The validity of the unstructured, segregated growth model was tested for MC-based hMSC expansions in the SP100 and SP300 (each n = 3), which were performed at Ns1u (SP100 = 49 rpm, SP300 = 41 rpm). All growth-related simulations were performed with MATLAB 2019b (MathWorks Inc.) where the model equations were solved using the ode15s solver (Intel Core i-7 CPU @ 2.6 GHz, 32 GB RAM). Table 10 shows the parameters and the initial values for the growth simulations which were derived from experimental cultivation studies.
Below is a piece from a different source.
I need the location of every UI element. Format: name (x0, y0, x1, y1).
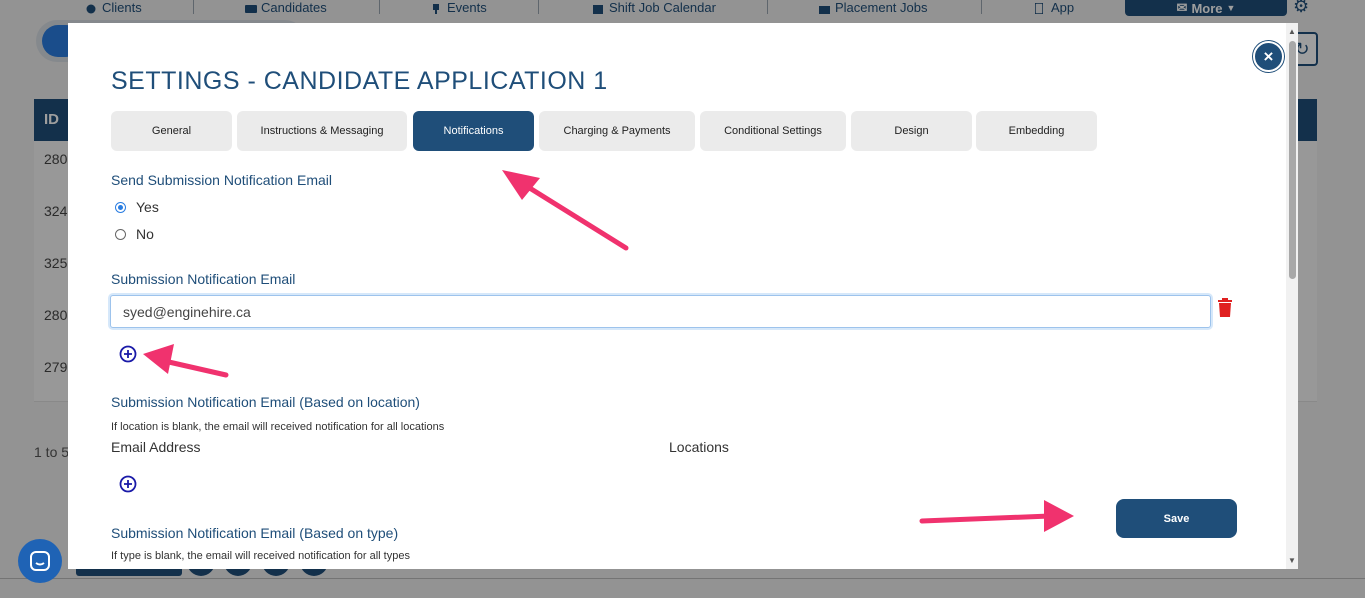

Table 10 Cell growth-dependent parameters used for the simulations of the MC-based hMSC cell growth in the SP100 and SP300

Figure 14 shows the measured values and simulated timelines for the cell density (a, c), as well as the substrate and metabolites (b, d). The simulated timelines show pleasing overall correlation with the values measured experimentally and demonstrate the applicability of the unstructured, segregated growth model. By using determined growth parameters from cultivation studies, the cell growth, glucose consumption, lactate production, and ammonium production could be proficiently approximated. The greatest deviations in cell density were in the range of 3–20% for the cells in suspension and 4–24% for the cells on the MCs. The glucose, lactate, and ammonium timelines also correspond to this pattern, even though the specific substrate consumption and metabolite production rates were prone to errors. However, the models provide reliable predictions for the MC-based hMSC growth in the two spinner flask types.

Fig. 14
figure 14

Comparison of experimental (symbols) and simulated (line) data for cell density (a, c) and substrate/metabolites (b, d). The growth simulations were performed for the SP100 (a, b) and SP300 (c, d)

5 Conclusions and Outlook

In this review, the current state of the art of the in vitro expansion of hMSC and the use of numerical tools to support the development of MC-based hMSCs expansions as well as the establishment of “Digital Twins” have been presented. It has been emphasized that different CFD model approaches are described in the scientific literature which can be successfully applied for the characterization of SU bioreactors, especially for the process development of hMSC expansion processes. The CFD case study presented clearly demonstrates that numerical models are valuable tools for the biochemical engineering characterization of small-scale spinner flasks, especially for the determination of parameters that are difficult to determine experimentally. A good correlation was always found between the parameters predicted by the CFD and those measured experimentally. This observation was also in agreement with the literature data. The Euler-Euler and Euler-Lagrange models gave adequate predictions of the MC distributions within the spinner flask systems and were correlated qualitatively with experimental observations. The Euler-Lagrange approach allowed the calculation of particle histories due to its discrete particle formulation, which can be combined with experimental cultivation studies. Thus, Euler-Lagrange modelling should be favored in the future in order to derive hydrodynamic stresses over time instead of volume-weighted data. The scientific literature summarized also shows that different model approaches for the simulation of the hMSC growth are available, even though only a few are applicable for the MC-based growth simulation in a stirred bioreactor. The unstructured and segregated growth model presented gives a good description of the MC-based hMSC expansion process in the two spinner flask systems. Thus, MC-based hMSC cell growth can be predicted. However, the further development of descriptive, or even predictive, models for hMSCs will be important in the future for exact scheduling of the preparation of the cell material and the subsequent autologous therapy.